As I sit each morning over my toast and marmalade appraising the latest edition of The Times propped up against the teapot – the warming scent of lapsang souchong drifting through the air – my eye is often drawn to the latest medical developments in the wild world of diabetes research.
In general I think diabetes research is great. After all, if our old friend Fred Banting hadn’t had an interest in isolating insulin back in 1922 the readership (and, indeed, authorship) of this blog would be considerably lower than it is now.
However, I do think there is a considerable bias in diabetes research – not towards type one or type two or anything like that. No, there’s huge favouritism in terms of time, effort and funding towards researching a cure for diabetic mice.
Every single day there are reports some new breakthrough that gives a new lease of life to those rodenty balls of fluff.
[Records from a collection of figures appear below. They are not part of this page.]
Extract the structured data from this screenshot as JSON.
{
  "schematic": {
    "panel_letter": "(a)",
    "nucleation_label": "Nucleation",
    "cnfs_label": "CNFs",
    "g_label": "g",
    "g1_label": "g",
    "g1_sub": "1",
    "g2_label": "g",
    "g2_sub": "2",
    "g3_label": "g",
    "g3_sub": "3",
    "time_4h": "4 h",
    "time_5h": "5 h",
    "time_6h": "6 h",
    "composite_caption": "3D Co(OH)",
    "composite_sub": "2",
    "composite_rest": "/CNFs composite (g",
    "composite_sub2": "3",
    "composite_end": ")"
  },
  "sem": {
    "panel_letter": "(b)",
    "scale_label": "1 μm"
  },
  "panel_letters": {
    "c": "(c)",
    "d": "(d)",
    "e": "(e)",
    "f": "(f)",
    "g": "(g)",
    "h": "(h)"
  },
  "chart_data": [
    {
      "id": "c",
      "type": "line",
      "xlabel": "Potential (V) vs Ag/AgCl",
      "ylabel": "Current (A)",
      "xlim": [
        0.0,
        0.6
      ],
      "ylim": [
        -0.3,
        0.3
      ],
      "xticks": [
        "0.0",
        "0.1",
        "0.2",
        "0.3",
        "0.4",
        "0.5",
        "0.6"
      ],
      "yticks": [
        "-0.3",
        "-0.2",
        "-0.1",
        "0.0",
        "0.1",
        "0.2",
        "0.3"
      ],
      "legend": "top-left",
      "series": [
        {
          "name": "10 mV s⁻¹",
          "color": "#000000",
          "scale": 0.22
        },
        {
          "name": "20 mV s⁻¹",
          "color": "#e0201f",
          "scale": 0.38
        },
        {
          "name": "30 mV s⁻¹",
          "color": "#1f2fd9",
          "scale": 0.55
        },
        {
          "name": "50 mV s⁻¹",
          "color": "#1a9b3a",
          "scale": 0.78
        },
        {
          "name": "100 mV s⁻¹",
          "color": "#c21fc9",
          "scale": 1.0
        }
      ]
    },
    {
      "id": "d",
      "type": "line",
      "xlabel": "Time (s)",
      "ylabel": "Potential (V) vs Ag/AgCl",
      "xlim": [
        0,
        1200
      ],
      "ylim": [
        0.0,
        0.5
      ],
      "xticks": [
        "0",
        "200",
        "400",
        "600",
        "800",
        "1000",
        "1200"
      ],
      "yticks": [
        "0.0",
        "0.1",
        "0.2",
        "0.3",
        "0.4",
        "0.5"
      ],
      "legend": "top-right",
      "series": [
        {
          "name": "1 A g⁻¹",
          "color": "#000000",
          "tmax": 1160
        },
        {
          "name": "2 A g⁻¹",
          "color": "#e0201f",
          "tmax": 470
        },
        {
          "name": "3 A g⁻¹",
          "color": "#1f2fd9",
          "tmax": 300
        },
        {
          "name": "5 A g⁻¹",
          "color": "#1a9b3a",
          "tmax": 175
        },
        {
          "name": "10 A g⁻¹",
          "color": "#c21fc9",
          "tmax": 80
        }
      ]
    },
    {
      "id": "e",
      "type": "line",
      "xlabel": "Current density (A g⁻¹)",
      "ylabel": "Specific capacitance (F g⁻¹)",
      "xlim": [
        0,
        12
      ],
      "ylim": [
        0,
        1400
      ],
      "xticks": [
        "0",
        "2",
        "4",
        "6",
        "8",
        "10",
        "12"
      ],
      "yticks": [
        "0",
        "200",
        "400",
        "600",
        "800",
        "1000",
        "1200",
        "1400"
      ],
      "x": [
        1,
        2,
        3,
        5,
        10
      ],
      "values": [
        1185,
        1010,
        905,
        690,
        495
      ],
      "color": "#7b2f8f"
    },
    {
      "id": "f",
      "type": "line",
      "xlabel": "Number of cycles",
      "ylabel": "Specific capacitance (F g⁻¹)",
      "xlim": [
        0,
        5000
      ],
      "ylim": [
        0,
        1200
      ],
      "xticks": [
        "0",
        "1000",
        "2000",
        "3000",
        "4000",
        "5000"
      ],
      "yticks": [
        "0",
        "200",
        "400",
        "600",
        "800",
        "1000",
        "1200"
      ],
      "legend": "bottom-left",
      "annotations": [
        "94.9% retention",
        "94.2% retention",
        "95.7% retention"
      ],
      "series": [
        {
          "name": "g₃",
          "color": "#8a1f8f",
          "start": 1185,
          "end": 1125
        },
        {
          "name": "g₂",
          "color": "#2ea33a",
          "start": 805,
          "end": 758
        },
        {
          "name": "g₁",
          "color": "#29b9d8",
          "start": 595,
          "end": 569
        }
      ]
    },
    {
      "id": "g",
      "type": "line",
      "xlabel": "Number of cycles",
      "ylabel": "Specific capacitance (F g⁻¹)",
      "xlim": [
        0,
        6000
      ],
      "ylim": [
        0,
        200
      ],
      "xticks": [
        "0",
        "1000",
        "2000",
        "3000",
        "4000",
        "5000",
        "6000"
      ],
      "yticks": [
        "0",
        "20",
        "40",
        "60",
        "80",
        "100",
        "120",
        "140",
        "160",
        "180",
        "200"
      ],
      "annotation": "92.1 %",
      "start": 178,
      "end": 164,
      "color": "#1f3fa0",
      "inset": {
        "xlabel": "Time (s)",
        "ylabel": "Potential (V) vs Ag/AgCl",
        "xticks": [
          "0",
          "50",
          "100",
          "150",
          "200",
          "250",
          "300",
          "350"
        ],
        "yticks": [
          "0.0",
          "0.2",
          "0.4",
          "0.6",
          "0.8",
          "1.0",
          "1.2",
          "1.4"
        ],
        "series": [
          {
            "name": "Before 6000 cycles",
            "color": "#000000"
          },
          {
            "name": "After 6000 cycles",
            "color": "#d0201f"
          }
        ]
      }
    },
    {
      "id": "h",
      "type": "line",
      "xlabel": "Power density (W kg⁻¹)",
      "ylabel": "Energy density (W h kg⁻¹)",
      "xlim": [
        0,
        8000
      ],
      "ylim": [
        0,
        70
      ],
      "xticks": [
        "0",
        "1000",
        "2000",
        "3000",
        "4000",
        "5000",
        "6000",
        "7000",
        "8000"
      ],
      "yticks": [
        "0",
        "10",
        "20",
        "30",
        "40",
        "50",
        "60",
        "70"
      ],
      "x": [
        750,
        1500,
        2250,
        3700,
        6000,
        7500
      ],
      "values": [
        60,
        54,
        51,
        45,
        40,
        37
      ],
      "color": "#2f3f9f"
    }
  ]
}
Take for example the following I found via Google News merely seconds ago:
Compound blocks diabetes 1 progress in mice & human cells
Researchers at the University of Colorado School of Medicine have found a molecule that can prevent the development of type 1 diabetes in mice
Barbara Davis Center researcher reveals treatment for type 1 diabetes preventing the disease in mice
Aaron Michels was ecstatic when, a few months ago, he found that a drug-like molecule could prevent the development of type 1 diabetes in mice.
Rooibos shows promise in curbing diabetes
Japanese scientists found that rooibos helps improve the glucose uptake of muscle cells, thereby maintaining normal blood sugar levels in diabetic mice
Diabetes in Lab Mice Reversed with Natural Compound
A team of researchers in the United States reported recently that it was able to cure Type 2 diabetes in mice.
And there were plenty more where they came from!
Looking through these and other stories it’s clear that researchers have a fixation with treating our diabetic cheese-eating fiends. I wonder why? It’s not as if anyone really likes mice is it? A few years ago my old flat had a mouse and I spent weeks trying my best to kill it (I eventually succeeded, but it got its revenge by dying behind the fridge where I couldn’t get to it – filling the flat with the fetid smell of slowly decomposing mouse. Clearly it had the last laugh). No one cares about the rising type two epidemic in obese mice and no one campaigns for tiny ickle insulin pumps for rodents either.
So come on boffins – pull your fingers out, stop curing mice and start curing humans!